Liesman from CNBC on SEC in Madoff case

Discussion in 'Wall St. News' started by syswizard, Sep 3, 2009.

  1. "unbelievably incompetent"
    "it's in their DNA"
    "can't believe they still exist"
    Pretty amazing for a guy who usually backs the government.
    My question is:
    How many OTHER government agencies exhibit the same characteristics ?
     
  2. He is just a shill or too dumb to realize that the whole "they are stupid & incompetent" argument is just a cover.

    Officials at SEC very well knew of what Madoff was doing and their orders were to stand down.
     
  3. patchie

    patchie

    The reality is, Madoff is just the skeleton exposed from a closet full of skeletons at the SEC and for the most part CNBC has protected each of those that committed fraud and got away with it. More importantly, Madoff exposed his awareness of the incompetence at the SEC which allowed him to expand the fraud. Would it come as a surprise that the major players on Wall Street similarly identified this flaw and used it to their advantage?

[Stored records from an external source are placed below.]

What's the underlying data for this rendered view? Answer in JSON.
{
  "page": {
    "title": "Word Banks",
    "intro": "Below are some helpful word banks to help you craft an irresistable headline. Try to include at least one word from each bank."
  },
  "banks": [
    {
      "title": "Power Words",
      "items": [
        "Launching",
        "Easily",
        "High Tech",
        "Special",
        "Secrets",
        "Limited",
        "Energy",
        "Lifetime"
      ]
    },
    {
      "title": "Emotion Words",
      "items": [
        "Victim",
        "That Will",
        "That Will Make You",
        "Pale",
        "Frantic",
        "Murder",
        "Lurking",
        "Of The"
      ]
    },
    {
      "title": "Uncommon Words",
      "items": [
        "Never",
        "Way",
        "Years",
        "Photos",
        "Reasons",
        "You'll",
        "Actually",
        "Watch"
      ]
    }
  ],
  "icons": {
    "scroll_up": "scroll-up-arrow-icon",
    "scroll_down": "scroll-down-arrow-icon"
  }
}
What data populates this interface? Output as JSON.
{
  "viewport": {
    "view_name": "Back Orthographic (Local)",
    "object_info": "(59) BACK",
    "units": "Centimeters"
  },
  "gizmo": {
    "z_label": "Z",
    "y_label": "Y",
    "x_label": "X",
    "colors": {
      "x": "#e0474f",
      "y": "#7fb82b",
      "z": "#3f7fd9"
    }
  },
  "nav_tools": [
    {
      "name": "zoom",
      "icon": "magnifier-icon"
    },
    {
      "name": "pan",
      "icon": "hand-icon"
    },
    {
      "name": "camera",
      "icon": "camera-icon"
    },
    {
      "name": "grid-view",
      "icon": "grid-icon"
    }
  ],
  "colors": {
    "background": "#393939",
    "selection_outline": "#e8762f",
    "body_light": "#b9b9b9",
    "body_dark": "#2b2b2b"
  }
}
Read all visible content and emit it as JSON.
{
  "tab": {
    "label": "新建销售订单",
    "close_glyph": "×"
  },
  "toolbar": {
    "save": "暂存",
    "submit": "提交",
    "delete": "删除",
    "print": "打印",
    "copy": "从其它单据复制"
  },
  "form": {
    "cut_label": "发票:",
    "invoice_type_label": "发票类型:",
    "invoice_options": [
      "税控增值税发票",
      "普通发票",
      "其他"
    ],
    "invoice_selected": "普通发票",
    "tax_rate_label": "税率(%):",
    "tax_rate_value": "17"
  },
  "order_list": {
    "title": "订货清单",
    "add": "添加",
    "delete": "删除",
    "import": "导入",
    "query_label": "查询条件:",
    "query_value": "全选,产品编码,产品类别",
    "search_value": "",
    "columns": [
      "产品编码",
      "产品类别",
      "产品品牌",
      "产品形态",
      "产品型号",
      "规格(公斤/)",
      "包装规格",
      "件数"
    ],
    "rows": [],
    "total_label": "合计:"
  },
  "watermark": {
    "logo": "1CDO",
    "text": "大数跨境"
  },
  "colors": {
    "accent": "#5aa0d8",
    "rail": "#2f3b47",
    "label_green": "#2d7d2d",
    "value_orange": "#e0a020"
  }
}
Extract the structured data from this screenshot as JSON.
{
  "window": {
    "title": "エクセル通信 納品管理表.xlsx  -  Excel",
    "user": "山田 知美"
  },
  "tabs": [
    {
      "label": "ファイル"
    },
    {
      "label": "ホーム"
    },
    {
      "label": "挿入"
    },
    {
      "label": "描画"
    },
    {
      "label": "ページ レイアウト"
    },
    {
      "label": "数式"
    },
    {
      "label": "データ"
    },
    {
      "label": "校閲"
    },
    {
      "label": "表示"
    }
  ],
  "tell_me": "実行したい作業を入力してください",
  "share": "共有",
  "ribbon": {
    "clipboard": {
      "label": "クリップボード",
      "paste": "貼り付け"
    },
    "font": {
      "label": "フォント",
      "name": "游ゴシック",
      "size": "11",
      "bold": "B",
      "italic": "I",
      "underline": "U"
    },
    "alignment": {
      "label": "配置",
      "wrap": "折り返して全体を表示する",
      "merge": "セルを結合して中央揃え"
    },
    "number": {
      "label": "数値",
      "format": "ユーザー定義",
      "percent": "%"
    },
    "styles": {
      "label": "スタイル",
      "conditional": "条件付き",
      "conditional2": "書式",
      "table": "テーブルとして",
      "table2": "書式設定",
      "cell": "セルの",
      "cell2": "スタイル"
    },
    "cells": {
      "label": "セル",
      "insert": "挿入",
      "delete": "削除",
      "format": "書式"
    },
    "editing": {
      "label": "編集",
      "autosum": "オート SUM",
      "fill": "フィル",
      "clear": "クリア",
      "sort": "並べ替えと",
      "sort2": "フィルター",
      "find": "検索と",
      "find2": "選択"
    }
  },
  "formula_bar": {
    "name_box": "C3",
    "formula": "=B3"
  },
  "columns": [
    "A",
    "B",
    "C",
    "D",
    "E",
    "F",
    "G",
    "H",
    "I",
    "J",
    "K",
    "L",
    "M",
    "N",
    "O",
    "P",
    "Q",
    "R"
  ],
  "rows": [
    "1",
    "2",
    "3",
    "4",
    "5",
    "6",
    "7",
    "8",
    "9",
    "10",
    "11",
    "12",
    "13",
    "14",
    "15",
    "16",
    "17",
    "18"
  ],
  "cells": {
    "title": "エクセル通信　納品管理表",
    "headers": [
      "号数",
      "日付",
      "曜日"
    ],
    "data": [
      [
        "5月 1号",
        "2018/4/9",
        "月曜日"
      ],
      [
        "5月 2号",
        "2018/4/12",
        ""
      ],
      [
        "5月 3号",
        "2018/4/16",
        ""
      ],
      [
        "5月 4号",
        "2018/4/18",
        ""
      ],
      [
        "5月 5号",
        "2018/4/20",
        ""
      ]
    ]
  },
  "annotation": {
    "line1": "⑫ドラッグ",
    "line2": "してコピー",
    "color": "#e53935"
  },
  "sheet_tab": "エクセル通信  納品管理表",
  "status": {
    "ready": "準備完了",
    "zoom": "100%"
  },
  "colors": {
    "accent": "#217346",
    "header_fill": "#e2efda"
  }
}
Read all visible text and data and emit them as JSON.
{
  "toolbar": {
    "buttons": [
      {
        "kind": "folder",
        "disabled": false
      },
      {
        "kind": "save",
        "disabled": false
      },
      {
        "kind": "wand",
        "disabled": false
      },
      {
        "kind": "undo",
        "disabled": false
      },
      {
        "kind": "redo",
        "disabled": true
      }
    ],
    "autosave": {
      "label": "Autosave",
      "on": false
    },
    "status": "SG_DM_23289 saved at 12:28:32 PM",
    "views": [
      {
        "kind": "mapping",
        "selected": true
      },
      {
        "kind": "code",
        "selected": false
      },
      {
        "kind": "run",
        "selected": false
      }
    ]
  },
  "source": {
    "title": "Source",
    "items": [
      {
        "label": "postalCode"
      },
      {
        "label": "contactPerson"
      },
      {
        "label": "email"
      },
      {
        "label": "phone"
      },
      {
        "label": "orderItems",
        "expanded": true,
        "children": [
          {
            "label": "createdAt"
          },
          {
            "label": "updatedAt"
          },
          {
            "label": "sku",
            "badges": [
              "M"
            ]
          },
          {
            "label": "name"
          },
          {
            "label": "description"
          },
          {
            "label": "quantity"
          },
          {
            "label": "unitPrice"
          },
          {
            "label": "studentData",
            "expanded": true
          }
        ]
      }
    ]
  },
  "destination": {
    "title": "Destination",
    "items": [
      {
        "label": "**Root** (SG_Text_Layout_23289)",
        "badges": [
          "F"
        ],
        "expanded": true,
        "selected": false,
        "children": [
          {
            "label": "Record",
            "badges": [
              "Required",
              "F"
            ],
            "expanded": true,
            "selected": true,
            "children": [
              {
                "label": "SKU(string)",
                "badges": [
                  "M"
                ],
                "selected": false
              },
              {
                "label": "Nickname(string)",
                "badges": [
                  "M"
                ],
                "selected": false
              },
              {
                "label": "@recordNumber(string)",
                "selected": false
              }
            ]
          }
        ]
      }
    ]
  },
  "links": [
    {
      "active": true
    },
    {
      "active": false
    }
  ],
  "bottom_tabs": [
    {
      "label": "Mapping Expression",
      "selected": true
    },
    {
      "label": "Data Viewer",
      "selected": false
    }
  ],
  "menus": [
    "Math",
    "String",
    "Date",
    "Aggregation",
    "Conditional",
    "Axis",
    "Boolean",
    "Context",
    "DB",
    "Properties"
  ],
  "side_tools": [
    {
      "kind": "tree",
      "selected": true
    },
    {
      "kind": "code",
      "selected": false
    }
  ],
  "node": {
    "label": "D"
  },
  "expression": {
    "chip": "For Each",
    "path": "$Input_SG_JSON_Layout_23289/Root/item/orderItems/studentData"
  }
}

    Yesterday Charlie Gasparino spoke on CNBC and claimed that Patrick Byrne was right all along about naked short selling. Problem is, for the past 5 years Gasparino and the rest of the CNBC mouthpieces were hauling in the short sellers to make baseless accusations against Byrne and his comments. I want to know where Charlie is today in identifying who is committing the fraud now that he admits it is real and harmful.

    CNBC is part of the problem and not the solution because they depend heavily on the information flow from criminals. How many "Madoff's" does CNBC interview each week or each month touting their success when the success is based on fraud and deception. CNBC can't blame the SEC for that, they have to take the blame for not looking deeper into their sources.